Some of the questions that you asked just begged to be grouped together. Here's one group.
If you could meet anyone in the world, who would it be?
Who would you love to have dinner with?
My birth mother.
If someone called and said that your birth mother was dying and asked you to come to her side and ask her one question, what would it be?
Who is my birth father? I'm kind of sorry about it, and I wish there was another question I could ask - something a little more, uh, sensitive - but that's the answer. If I truly only had time for one question, it would have to be this one. She is the only person on earth who knows the truth. If she never changes her mind about talking to me, the bottom line is, I'll never know.
What one other thing would you want to say to her?
Thank you.
Assume that your fantasies came true and your mom showed up on your doorstep today. You invite her in and offer her a drink. Then you settle in. Assuming that she is open, what are the three most burning questions you would ask her?
If only this scenario would happen! Maybe, by putting it out there in the universe, it will come true. Everybody, concentrate on that part of the question: Let my birth mother contact me, write to me, call me, show up at my house. The more positive thoughts, the better.
Back to the burning questions. Obviously, the first one would have to be 'who's my bio-father?' just because she's the only one who can answer this.
Next, I'd probably have to ask about other children she may have had. One of my heart's biggest desires is to connect with siblings. I've talked about my wish for a sister before, and the want never goes away. Did you have other children, before or after me?
The third question? This one's harder. Sometimes it seems like there are a million things I want to know, but I guess it all boils down to this:
Will you tell me the story?
I want to know about that time in her life. It's probably cheating to ask this question, since there are so many questions within. What was her situation at the time she found herself pregnant? I know she was single, pregnant by a married man, but I want to know more than that. Was she living with her parents anyway, or did she have to move back in with them? Did she have to leave her job? Did she live at St. Andre's Home for a long time, or did she just go there to have the baby? How did she decide to give me up? What was it like to surrender a baby? How did she feel afterward? Did she ever think about me?
The chance to ask her anything is something I dream about. I only pray that day comes, soon. Before it's too late.
It Rained All Day
3 hours ago
16 comments:
I pray you know this day as well!
~AM
I am praying this comes true. She has to come to her senses and talk to you. She has to.

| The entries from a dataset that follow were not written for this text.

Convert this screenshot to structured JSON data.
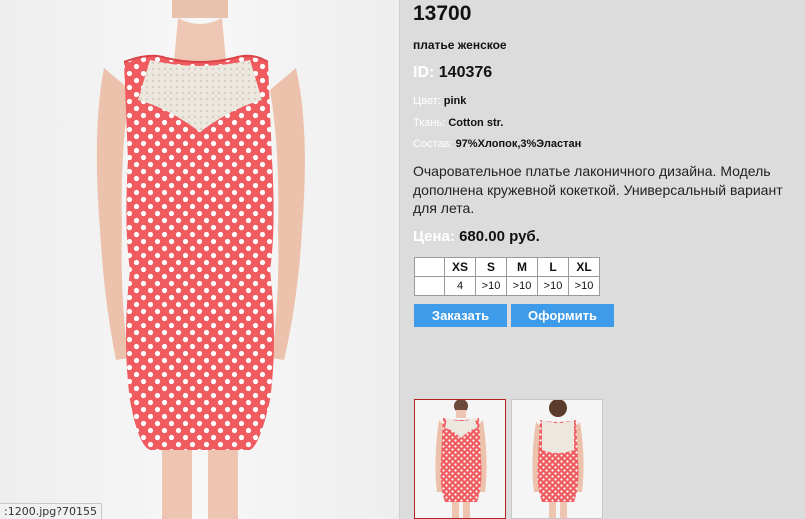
{
  "product": {
    "price_top": "13700",
    "subtitle": "платье женское",
    "id_label": "ID:",
    "id_value": "140376",
    "attributes": [
      {
        "key": "Цвет:",
        "value": "pink"
      },
      {
        "key": "Ткань:",
        "value": "Cotton str."
      },
      {
        "key": "Состав:",
        "value": "97%Хлопок,3%Эластан"
      }
    ],
    "description": "Очаровательное платье лаконичного дизайна. Модель дополнена кружевной кокеткой. Универсальный вариант для лета.",
    "price_label": "Цена:",
    "price_value": "680.00 руб."
  },
  "sizes": {
    "headers": [
      "",
      "XS",
      "S",
      "M",
      "L",
      "XL"
    ],
    "stock": [
      "",
      "4",
      ">10",
      ">10",
      ">10",
      ">10"
    ]
  },
  "buttons": {
    "order": "Заказать",
    "checkout": "Оформить"
  },
  "status_bar": {
    "url_text": ":1200.jpg?70155"
  },
  "colors": {
    "accent": "#3d9be9",
    "dress": "#ef5b5f",
    "selected_thumb_border": "#b52020"
  }
}
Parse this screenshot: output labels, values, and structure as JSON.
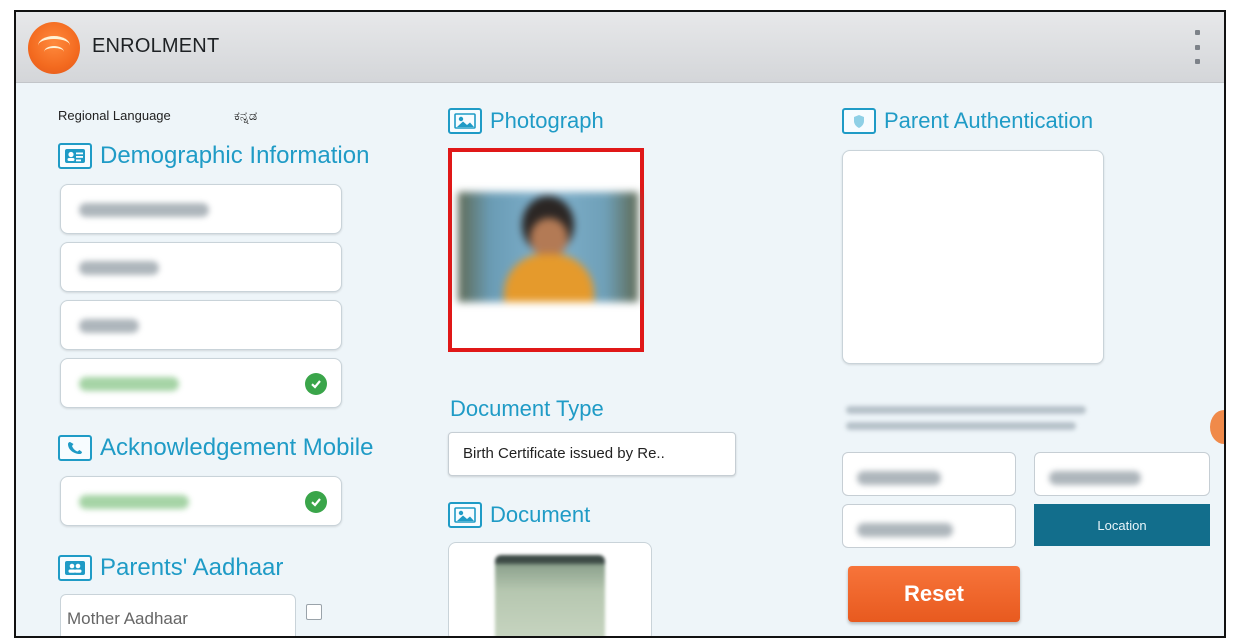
{
  "appbar": {
    "title": "ENROLMENT"
  },
  "regional": {
    "label": "Regional Language",
    "value": "ಕನ್ನಡ"
  },
  "sections": {
    "demographic": "Demographic Information",
    "acknowledgement_mobile": "Acknowledgement Mobile",
    "parents_aadhaar": "Parents' Aadhaar",
    "photograph": "Photograph",
    "document_type": "Document Type",
    "document": "Document",
    "parent_authentication": "Parent Authentication"
  },
  "document_type": {
    "selected": "Birth Certificate issued by Re.."
  },
  "parents": {
    "mother_placeholder": "Mother Aadhaar"
  },
  "buttons": {
    "location": "Location",
    "reset": "Reset"
  },
  "colors": {
    "accent": "#1f9bc6",
    "reset": "#e85a1f",
    "location": "#126e8c",
    "highlight_border": "#e01818",
    "verified": "#3aa54a"
  },
  "icons": [
    "menu-kebab-icon",
    "person-card-icon",
    "phone-icon",
    "parents-icon",
    "image-icon",
    "shield-icon",
    "check-icon"
  ]
}
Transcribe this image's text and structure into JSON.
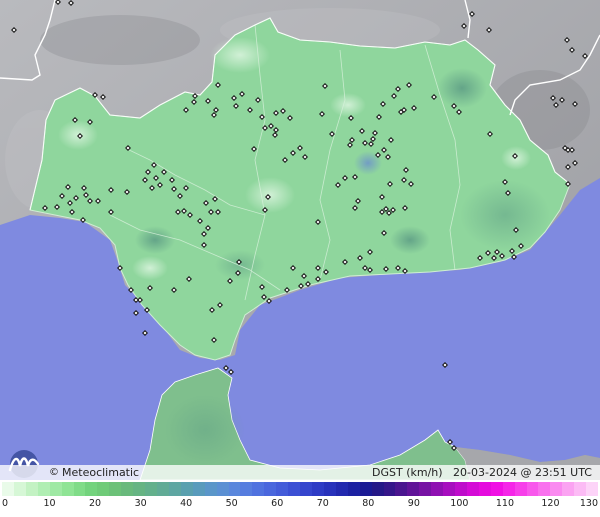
{
  "brand": {
    "copyright_symbol": "©",
    "name": "Meteoclimatic"
  },
  "product": {
    "variable": "DGST (km/h)",
    "date": "20-03-2024",
    "at": "@",
    "time": "23:51 UTC"
  },
  "colors": {
    "sea": "#7f8ae0",
    "land_outside": "#a6a7ab",
    "region_fill": "#8fd69d",
    "borders": "#ffffff",
    "station_marker": "#111111"
  },
  "icons": {
    "logo": "meteoclimatic-logo-icon",
    "station": "weather-station-marker-icon"
  },
  "scale": {
    "unit_label": "km/h",
    "ticks": [
      "0",
      "10",
      "20",
      "30",
      "40",
      "50",
      "60",
      "70",
      "80",
      "90",
      "100",
      "110",
      "120",
      "130"
    ],
    "colors": [
      "#e9fbe9",
      "#d6f7d6",
      "#c3f2c3",
      "#b0eeb3",
      "#9fe9a4",
      "#8fe495",
      "#80dc88",
      "#73d37d",
      "#6fcb78",
      "#6cc178",
      "#69b97c",
      "#66b483",
      "#63b08c",
      "#61ab96",
      "#5ea6a2",
      "#5aa0af",
      "#599bbc",
      "#5a96c9",
      "#5b90d3",
      "#5a87dc",
      "#567ddf",
      "#5072df",
      "#4a67dd",
      "#445cd9",
      "#3c50d4",
      "#3545cd",
      "#2e3bc5",
      "#2832bb",
      "#2229af",
      "#1c21a2",
      "#1b1a94",
      "#251888",
      "#35168a",
      "#4a158f",
      "#601398",
      "#7712a4",
      "#8f10b2",
      "#a70ebf",
      "#be0ccb",
      "#d40bd6",
      "#e50bde",
      "#f010e4",
      "#f526e8",
      "#f73fea",
      "#f858ec",
      "#f971ee",
      "#fa8af0",
      "#fba3f2",
      "#fcbbf5",
      "#fdd3f8"
    ]
  },
  "map": {
    "stations": [
      [
        14,
        30
      ],
      [
        58,
        2
      ],
      [
        71,
        3
      ],
      [
        95,
        95
      ],
      [
        103,
        97
      ],
      [
        80,
        136
      ],
      [
        75,
        120
      ],
      [
        90,
        122
      ],
      [
        68,
        187
      ],
      [
        70,
        203
      ],
      [
        76,
        198
      ],
      [
        84,
        188
      ],
      [
        86,
        195
      ],
      [
        90,
        201
      ],
      [
        98,
        201
      ],
      [
        72,
        212
      ],
      [
        57,
        207
      ],
      [
        45,
        208
      ],
      [
        62,
        196
      ],
      [
        83,
        220
      ],
      [
        111,
        212
      ],
      [
        111,
        190
      ],
      [
        127,
        192
      ],
      [
        128,
        148
      ],
      [
        148,
        172
      ],
      [
        154,
        165
      ],
      [
        145,
        180
      ],
      [
        152,
        188
      ],
      [
        160,
        185
      ],
      [
        156,
        178
      ],
      [
        164,
        172
      ],
      [
        172,
        180
      ],
      [
        174,
        189
      ],
      [
        180,
        196
      ],
      [
        186,
        188
      ],
      [
        184,
        211
      ],
      [
        178,
        212
      ],
      [
        190,
        215
      ],
      [
        200,
        221
      ],
      [
        206,
        203
      ],
      [
        215,
        199
      ],
      [
        211,
        212
      ],
      [
        218,
        212
      ],
      [
        208,
        228
      ],
      [
        204,
        234
      ],
      [
        204,
        245
      ],
      [
        189,
        279
      ],
      [
        174,
        290
      ],
      [
        150,
        288
      ],
      [
        140,
        300
      ],
      [
        147,
        310
      ],
      [
        136,
        313
      ],
      [
        136,
        300
      ],
      [
        120,
        268
      ],
      [
        145,
        333
      ],
      [
        131,
        290
      ],
      [
        195,
        96
      ],
      [
        194,
        102
      ],
      [
        186,
        110
      ],
      [
        214,
        115
      ],
      [
        216,
        110
      ],
      [
        208,
        101
      ],
      [
        218,
        85
      ],
      [
        234,
        98
      ],
      [
        236,
        106
      ],
      [
        242,
        94
      ],
      [
        250,
        110
      ],
      [
        265,
        128
      ],
      [
        271,
        126
      ],
      [
        276,
        130
      ],
      [
        276,
        113
      ],
      [
        283,
        111
      ],
      [
        290,
        118
      ],
      [
        275,
        135
      ],
      [
        258,
        100
      ],
      [
        262,
        117
      ],
      [
        254,
        149
      ],
      [
        268,
        197
      ],
      [
        265,
        210
      ],
      [
        239,
        262
      ],
      [
        238,
        273
      ],
      [
        230,
        281
      ],
      [
        220,
        305
      ],
      [
        212,
        310
      ],
      [
        214,
        340
      ],
      [
        226,
        368
      ],
      [
        231,
        372
      ],
      [
        262,
        287
      ],
      [
        264,
        297
      ],
      [
        269,
        301
      ],
      [
        293,
        268
      ],
      [
        287,
        290
      ],
      [
        301,
        286
      ],
      [
        304,
        276
      ],
      [
        308,
        284
      ],
      [
        318,
        279
      ],
      [
        318,
        268
      ],
      [
        326,
        272
      ],
      [
        345,
        262
      ],
      [
        360,
        258
      ],
      [
        365,
        268
      ],
      [
        370,
        252
      ],
      [
        370,
        270
      ],
      [
        386,
        269
      ],
      [
        398,
        268
      ],
      [
        405,
        271
      ],
      [
        384,
        233
      ],
      [
        382,
        212
      ],
      [
        386,
        209
      ],
      [
        389,
        213
      ],
      [
        393,
        210
      ],
      [
        382,
        197
      ],
      [
        390,
        184
      ],
      [
        388,
        157
      ],
      [
        378,
        155
      ],
      [
        371,
        144
      ],
      [
        375,
        133
      ],
      [
        373,
        139
      ],
      [
        384,
        150
      ],
      [
        391,
        140
      ],
      [
        404,
        180
      ],
      [
        406,
        170
      ],
      [
        411,
        184
      ],
      [
        352,
        140
      ],
      [
        362,
        131
      ],
      [
        365,
        143
      ],
      [
        355,
        177
      ],
      [
        358,
        201
      ],
      [
        355,
        208
      ],
      [
        379,
        117
      ],
      [
        383,
        104
      ],
      [
        394,
        96
      ],
      [
        401,
        112
      ],
      [
        404,
        110
      ],
      [
        398,
        89
      ],
      [
        409,
        85
      ],
      [
        414,
        108
      ],
      [
        434,
        97
      ],
      [
        454,
        106
      ],
      [
        459,
        112
      ],
      [
        293,
        153
      ],
      [
        300,
        148
      ],
      [
        305,
        157
      ],
      [
        285,
        160
      ],
      [
        325,
        86
      ],
      [
        322,
        114
      ],
      [
        332,
        134
      ],
      [
        351,
        118
      ],
      [
        338,
        185
      ],
      [
        345,
        178
      ],
      [
        318,
        222
      ],
      [
        405,
        208
      ],
      [
        350,
        145
      ],
      [
        490,
        134
      ],
      [
        515,
        156
      ],
      [
        505,
        182
      ],
      [
        508,
        193
      ],
      [
        516,
        230
      ],
      [
        480,
        258
      ],
      [
        488,
        253
      ],
      [
        494,
        258
      ],
      [
        497,
        252
      ],
      [
        502,
        256
      ],
      [
        512,
        251
      ],
      [
        514,
        257
      ],
      [
        521,
        246
      ],
      [
        567,
        40
      ],
      [
        572,
        50
      ],
      [
        585,
        56
      ],
      [
        553,
        98
      ],
      [
        556,
        105
      ],
      [
        562,
        100
      ],
      [
        575,
        104
      ],
      [
        565,
        148
      ],
      [
        568,
        150
      ],
      [
        572,
        150
      ],
      [
        575,
        163
      ],
      [
        568,
        167
      ],
      [
        568,
        184
      ],
      [
        445,
        365
      ],
      [
        450,
        442
      ],
      [
        454,
        448
      ],
      [
        464,
        26
      ],
      [
        472,
        14
      ],
      [
        489,
        30
      ]
    ]
  }
}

We will hold out hope until we have reason not to. And we are NO WHERE near that point.
Great answers.
Hallie :)
I hope and pray each time I see your blog on my computer that your birth mother will change her mind and call or write you. It has been great to get to know my son. It has been freeing. I wish I could talk to her and tell her how much she will gain by coming forward and letting you know what you need to know. (and how wonderful it would be to get to know you)
I'm sending it out to the universe!
Love Ya!
been there asked all of that and got half truths....and grateful to know however and i hope and pray she comes around someday, i was gonna ask a question along these lines but thought it was rather personal so i did not... maybe i will in an email or something like that. hugsssssss
I hope you get the opportunity to have these conversations one day.
Sending good thoughts/vibes to the universe that you get your chance. You never know when God is going to answer one of your prayers.
really that woman needs to have a heart and contact you. have you tried again? maybe you should have Hallie call her again?
I feel your pain and longing. It is so unfair. I hope one day you’ll get your answers.
You have the right to know all of these things. This is wrong...very very wrong...but since she is religious maybe you should use a little Christian persuasion. Maybe remind her that God chose her as your birth mother. The least she could do is share with you the knowledge of the circumstances of your birth and the other info you seek. We are all judged by god in the end. She can show you this little bit of compassion if for no one else but him.
I hope that you'll be able to ask all these questions too! After all I think by now we're all dying to hear the answers as well!
Thank you for sharing these with us. I know this must be such a hard battle for you, but in your sharing this it has given me a greater understanding of what our (future) children will be feeling and wondering.
I never really thought about that before, but most of us do know the story of our beginnings. It's so much a part of who each of us is. But without it, there would be a terrible void. I'm praying for both of you. It's hard to imagine the void in her life that she could so easily fill by knowing you.
Those were tough questions. I hope someday you get answers.
These were all excellent and relative questions. It would be so great if this could all work out for you.
I am hoping you get a chance to ask all those questions one day!